#### Question

Suppose a charge +*Q*_{1} is given to the positive plate and a charge −*Q*_{2} to the negative plate of a capacitor. What is the "charge on the capacitor"?

#### Solution

Given :

Charge on the positive plane = `+Q_1`

Charge on the negative plate = `-Q_2`

To calculate: Charge on the capacitor

Let ABCD be the Gaussian surface such that faces AD and BC lie inside plates X and Y, respectively.

Let q be the charge appearing on surface II. Then, the distribution of the charges on faces I, III and IV will be in accordance with the figure.

Let the area of the plates be A and the permittivity of the free space be `∈_0`.

Now, to determine q in terms of Q_{1} and Q_{2}, we need to apply Gauss's law to calculate the electric field due to all four faces of the capacitor at point P. Also, we know that the electric field inside a capacitor is zero.

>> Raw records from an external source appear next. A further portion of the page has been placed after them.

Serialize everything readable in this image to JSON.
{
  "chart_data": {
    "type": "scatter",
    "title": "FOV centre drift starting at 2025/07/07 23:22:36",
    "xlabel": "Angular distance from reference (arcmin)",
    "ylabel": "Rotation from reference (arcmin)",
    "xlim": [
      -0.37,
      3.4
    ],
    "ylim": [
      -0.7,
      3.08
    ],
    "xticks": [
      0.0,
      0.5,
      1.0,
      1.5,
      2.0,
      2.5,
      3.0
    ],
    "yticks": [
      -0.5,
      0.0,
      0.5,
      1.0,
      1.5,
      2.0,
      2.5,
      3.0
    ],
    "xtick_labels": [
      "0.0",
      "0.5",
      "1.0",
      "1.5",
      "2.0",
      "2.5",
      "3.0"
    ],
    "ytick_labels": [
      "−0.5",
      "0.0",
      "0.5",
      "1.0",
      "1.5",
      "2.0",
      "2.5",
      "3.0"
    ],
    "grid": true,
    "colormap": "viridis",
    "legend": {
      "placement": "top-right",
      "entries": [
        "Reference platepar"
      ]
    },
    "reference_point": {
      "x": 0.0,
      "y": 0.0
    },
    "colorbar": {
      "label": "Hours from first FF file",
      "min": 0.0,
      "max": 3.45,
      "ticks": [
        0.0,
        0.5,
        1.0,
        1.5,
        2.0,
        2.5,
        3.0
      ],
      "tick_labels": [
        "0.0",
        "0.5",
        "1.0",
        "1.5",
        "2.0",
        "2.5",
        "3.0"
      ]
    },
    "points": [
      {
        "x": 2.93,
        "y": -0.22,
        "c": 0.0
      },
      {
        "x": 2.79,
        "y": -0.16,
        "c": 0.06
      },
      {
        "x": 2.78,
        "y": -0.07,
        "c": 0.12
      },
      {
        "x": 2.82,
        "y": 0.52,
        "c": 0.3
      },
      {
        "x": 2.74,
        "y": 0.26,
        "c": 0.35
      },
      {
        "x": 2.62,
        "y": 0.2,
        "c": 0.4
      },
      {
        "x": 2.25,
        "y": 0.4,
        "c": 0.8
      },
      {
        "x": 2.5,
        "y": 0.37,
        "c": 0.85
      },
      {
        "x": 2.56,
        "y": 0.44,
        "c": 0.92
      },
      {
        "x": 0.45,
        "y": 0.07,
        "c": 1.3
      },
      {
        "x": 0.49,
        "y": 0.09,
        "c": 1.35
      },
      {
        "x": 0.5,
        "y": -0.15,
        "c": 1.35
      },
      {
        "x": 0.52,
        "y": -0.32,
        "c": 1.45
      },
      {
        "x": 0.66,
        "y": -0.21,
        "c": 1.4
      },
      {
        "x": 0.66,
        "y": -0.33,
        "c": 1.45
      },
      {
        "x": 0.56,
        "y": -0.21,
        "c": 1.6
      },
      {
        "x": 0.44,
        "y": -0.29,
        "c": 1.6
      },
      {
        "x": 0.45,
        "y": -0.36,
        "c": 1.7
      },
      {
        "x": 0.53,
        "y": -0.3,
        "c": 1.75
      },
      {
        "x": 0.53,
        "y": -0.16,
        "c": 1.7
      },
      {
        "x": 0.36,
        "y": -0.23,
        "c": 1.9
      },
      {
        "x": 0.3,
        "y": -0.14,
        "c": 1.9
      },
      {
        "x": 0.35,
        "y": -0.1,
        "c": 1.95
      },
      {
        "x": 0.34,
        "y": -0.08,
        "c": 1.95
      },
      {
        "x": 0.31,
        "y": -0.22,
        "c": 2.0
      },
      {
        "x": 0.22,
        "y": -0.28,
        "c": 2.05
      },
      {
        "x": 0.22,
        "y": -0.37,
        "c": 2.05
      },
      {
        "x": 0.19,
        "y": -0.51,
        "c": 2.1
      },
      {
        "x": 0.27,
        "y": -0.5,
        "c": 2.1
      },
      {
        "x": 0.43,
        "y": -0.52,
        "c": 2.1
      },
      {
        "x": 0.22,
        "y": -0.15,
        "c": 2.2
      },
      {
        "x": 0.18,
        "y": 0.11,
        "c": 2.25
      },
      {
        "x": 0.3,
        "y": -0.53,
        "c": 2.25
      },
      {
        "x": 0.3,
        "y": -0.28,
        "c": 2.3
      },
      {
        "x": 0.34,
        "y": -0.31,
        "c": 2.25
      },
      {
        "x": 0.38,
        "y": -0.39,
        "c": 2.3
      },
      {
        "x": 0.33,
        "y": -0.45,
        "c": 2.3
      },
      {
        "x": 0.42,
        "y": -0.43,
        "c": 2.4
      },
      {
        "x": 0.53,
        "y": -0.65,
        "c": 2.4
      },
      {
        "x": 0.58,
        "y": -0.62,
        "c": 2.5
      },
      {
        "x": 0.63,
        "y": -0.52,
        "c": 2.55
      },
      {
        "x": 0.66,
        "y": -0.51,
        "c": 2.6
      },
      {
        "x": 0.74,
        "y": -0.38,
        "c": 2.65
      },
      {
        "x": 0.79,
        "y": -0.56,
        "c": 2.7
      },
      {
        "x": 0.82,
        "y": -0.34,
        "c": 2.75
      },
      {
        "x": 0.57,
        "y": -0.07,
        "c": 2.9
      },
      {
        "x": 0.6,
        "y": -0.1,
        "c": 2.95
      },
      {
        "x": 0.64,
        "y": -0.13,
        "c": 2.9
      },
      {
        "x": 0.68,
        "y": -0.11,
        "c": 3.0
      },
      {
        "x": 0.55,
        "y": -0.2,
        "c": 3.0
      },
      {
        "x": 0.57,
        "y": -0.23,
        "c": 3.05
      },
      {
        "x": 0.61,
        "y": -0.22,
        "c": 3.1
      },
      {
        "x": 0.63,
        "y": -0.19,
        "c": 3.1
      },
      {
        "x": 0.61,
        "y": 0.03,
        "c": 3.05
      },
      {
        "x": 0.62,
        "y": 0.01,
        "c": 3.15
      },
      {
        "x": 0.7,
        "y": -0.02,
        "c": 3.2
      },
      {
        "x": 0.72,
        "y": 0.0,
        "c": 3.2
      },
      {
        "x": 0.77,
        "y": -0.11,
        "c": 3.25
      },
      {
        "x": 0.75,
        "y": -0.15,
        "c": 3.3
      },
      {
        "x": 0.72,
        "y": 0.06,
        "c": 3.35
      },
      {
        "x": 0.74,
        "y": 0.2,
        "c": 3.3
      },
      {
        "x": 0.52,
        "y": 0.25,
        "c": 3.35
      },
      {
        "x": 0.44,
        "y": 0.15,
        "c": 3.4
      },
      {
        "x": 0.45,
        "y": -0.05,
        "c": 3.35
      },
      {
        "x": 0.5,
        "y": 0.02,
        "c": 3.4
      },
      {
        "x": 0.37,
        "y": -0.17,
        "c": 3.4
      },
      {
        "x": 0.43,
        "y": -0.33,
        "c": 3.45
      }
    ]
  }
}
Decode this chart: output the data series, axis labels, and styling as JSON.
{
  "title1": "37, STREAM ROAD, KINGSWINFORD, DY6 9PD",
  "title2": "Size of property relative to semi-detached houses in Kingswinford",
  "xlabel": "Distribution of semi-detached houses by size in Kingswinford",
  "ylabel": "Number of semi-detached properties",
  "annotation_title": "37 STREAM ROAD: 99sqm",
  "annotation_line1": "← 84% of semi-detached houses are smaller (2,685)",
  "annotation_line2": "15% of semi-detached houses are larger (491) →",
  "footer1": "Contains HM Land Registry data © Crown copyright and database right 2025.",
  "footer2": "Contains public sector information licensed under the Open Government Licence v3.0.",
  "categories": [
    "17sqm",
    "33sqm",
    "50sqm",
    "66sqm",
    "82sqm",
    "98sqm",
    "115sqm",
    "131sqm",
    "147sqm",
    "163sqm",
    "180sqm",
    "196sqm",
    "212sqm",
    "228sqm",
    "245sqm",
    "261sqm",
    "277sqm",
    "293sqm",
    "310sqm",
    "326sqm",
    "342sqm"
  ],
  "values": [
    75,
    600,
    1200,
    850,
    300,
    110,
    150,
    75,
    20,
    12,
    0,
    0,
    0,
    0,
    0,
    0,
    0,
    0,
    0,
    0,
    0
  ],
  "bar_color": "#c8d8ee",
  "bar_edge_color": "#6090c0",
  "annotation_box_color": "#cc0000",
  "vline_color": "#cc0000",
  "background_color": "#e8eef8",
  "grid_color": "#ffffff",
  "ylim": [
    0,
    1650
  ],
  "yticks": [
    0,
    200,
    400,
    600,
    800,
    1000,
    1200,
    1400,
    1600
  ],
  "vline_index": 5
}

Electric field due to face I at point P, E1 = `(Q_1 - q)/(2∈_0A)`

Electric field due to face II at point P, E_{2}_{=} `(+q)/(2∈_0A)`

Electric field due to face III at point P, E3 = `(-q)/{2∈_0A)`

Electric field due to face IV at point P, E_{4} = `-((-Q_2+q)/(2∈_0A))` (Negative sign is used as point P lies on the LHS of face IV.)

Since point P lies inside the conductor,

E_{1} + E_{2} + E_{3} + E_{4} = 0

`therefore` `Q_1-q+q-q-(-Q_2+q)` = 0

⇒ q = `(Q_1+Q_2)/2`

Thus , the change on the capacitor is `(Q_1+Q_2)/2`, which is the charge on faces II and III.